Depressed Nurse

NOTE: If you are suicidal and need help, call 911 immediately, go to the nearest emergency department, or call 1-800-273-8255.

Media reports of suicide rates for first-responders such as firefighters, military personnel, police and even physicians sheds light upon the harsh reality that these professions face and where some have challenges coping. As the tragic spotlight focuses on these targeted groups, nurses are also choosing to end their lives at an alarming rate, though it seems to go undetected. Why is there a shroud of silence on reporting nurse suicide rates?

The non-stop and intense field of nursing is a breeding ground for mental distress. The high-pressure nursing environment has increased tremendously in the past decade as nurses are asked to do more with less, faster, and better than everyone else. Infection rates, patient falls, and hospital-acquired pressure sores are just afew of the data points now available to any Google University graduate. The burn out rate for nurses is skyrocketing as, in some regions of the U.S., nearly 30% of new graduates leave the profession within 2 years. Nurses are frequently exposed to suffering and death, unreasonably demanding patients and families, and must also deal with ethical issues that cause moral distress.

After significant or traumatic events involving patients and staff, debriefing rarely occurs to allow nurses to deconstruct their emotions or simply talk through the incident in order to heal in a healthy manner. Since the implementation of the Electronic Health Record (EHR), nurses report that they spend more time documenting than caring for patients, which leads to feelings of guilt and inadequacy for not providing the individualized care the nurse wishes to give. Even worse is the compassion fatigue, where nurses are apathetic to the pain and suffering of their patients due to the constant psychological challenges they face each shift.

A study of suicides by profession in England last year reported that suicide among female nurses is 24% higher than the average national female; and with 18-41% of nurses reporting depressive symptoms, it is baffling to believe there is not more data/studies addressing this possible epidemic. Nursing has historically been a culture of isolation and silence, which lends to a perpetual cycle of shrouding the emotional pain and turmoil. Nurses hold themselves to a higher standard and often stigmatize mental disorders such as depression, which can prevent them from seeking help.
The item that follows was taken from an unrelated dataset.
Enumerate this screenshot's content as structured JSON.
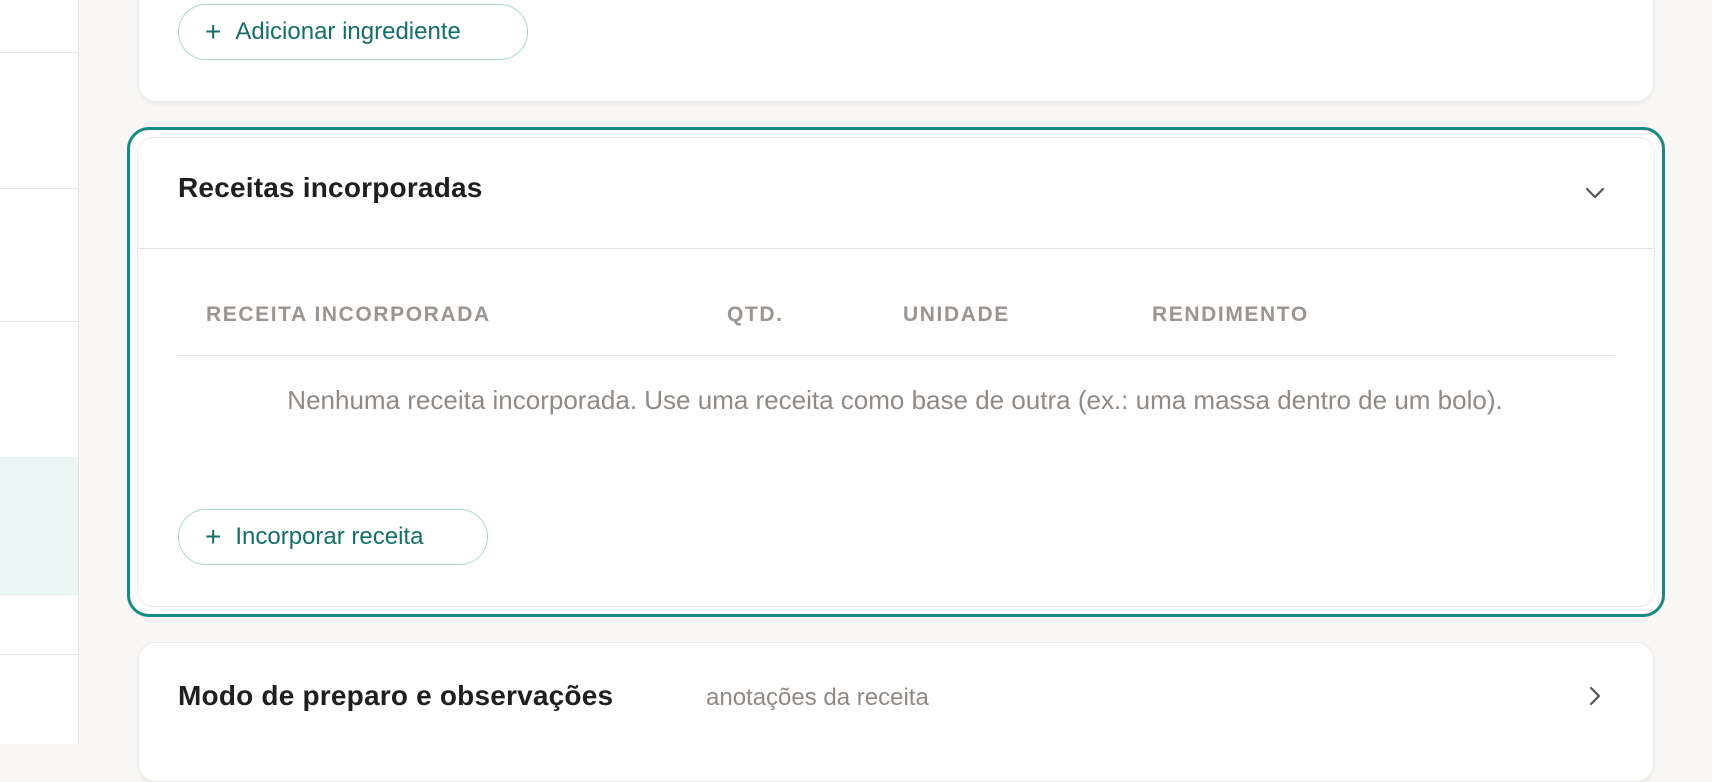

The main challenge with collecting suicide rates for nurses is the lack of standardized reporting across the counties of each state, as many death certificates do not include a field for occupation on the report. The CDC maintains a restricted database for violent deaths, but to date, only 40 states are included in the database. Apart from the national reporting methodology, even colleagues of nurses who commit suicide are hesitant to speak about the tragedies, further perpetuating the shameful hue of depression and hopelessness. There is no protocol, policy or procedure for nurses to follow when one of their own takes their life.
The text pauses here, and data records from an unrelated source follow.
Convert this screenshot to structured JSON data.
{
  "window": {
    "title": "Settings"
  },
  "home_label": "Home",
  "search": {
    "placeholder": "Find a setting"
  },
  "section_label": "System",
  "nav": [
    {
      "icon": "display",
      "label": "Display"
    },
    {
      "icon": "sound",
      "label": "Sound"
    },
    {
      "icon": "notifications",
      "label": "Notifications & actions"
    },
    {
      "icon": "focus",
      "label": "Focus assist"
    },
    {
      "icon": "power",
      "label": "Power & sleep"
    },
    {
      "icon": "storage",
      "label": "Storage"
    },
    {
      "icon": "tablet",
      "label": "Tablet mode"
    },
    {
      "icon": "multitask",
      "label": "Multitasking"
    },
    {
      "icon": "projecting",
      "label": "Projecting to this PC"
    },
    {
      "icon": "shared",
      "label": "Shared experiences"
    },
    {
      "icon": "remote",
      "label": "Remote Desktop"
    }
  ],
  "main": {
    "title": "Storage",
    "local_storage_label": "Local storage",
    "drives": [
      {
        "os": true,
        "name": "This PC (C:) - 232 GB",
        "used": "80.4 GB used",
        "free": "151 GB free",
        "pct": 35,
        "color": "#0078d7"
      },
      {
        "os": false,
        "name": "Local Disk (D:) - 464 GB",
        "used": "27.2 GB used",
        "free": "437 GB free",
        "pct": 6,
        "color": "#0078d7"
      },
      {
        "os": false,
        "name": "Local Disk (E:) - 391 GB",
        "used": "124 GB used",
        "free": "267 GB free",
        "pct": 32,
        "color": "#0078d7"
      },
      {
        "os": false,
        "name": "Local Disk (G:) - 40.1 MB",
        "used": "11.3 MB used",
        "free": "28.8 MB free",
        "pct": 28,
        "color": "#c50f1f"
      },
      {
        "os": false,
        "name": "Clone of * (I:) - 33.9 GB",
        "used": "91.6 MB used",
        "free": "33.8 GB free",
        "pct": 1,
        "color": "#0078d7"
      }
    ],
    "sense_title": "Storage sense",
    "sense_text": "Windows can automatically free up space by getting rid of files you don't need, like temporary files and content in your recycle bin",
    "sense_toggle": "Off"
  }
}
In a recent study to identify the prevalence of nurse suicides, researchers identified that when nurses are offered a multi-pronged approach to self-reporting depression, anxiety and hopelessness, improvements can be made. Originally a program for physicians and residents, nurses who participated in the formal interactive screening became engaged in improving their own mental health. Apart from organizational support, nurses can seek individualized psycho-therapy and can attend courses on building resilience in order to develop a healthy sense of self and improve their coping mechanisms.

There is much to be done to unveil the shrouds of silence around nurse suicides, according to the American Foundation for Suicide Prevention. Nursing leaders can strive to recognize the nurse as an individual, present a caring attitude about personal issues the nurse is dealing with, and offer structured debriefing for nurses after impactful patient encounters. Most importantly, nurses must speak out to tell not only the stories of those who were lost but also their own stories of struggle with depression or thoughts of suicide. Through these stories, we can bring the shame of mental distress into the light of truth and begin the healing process.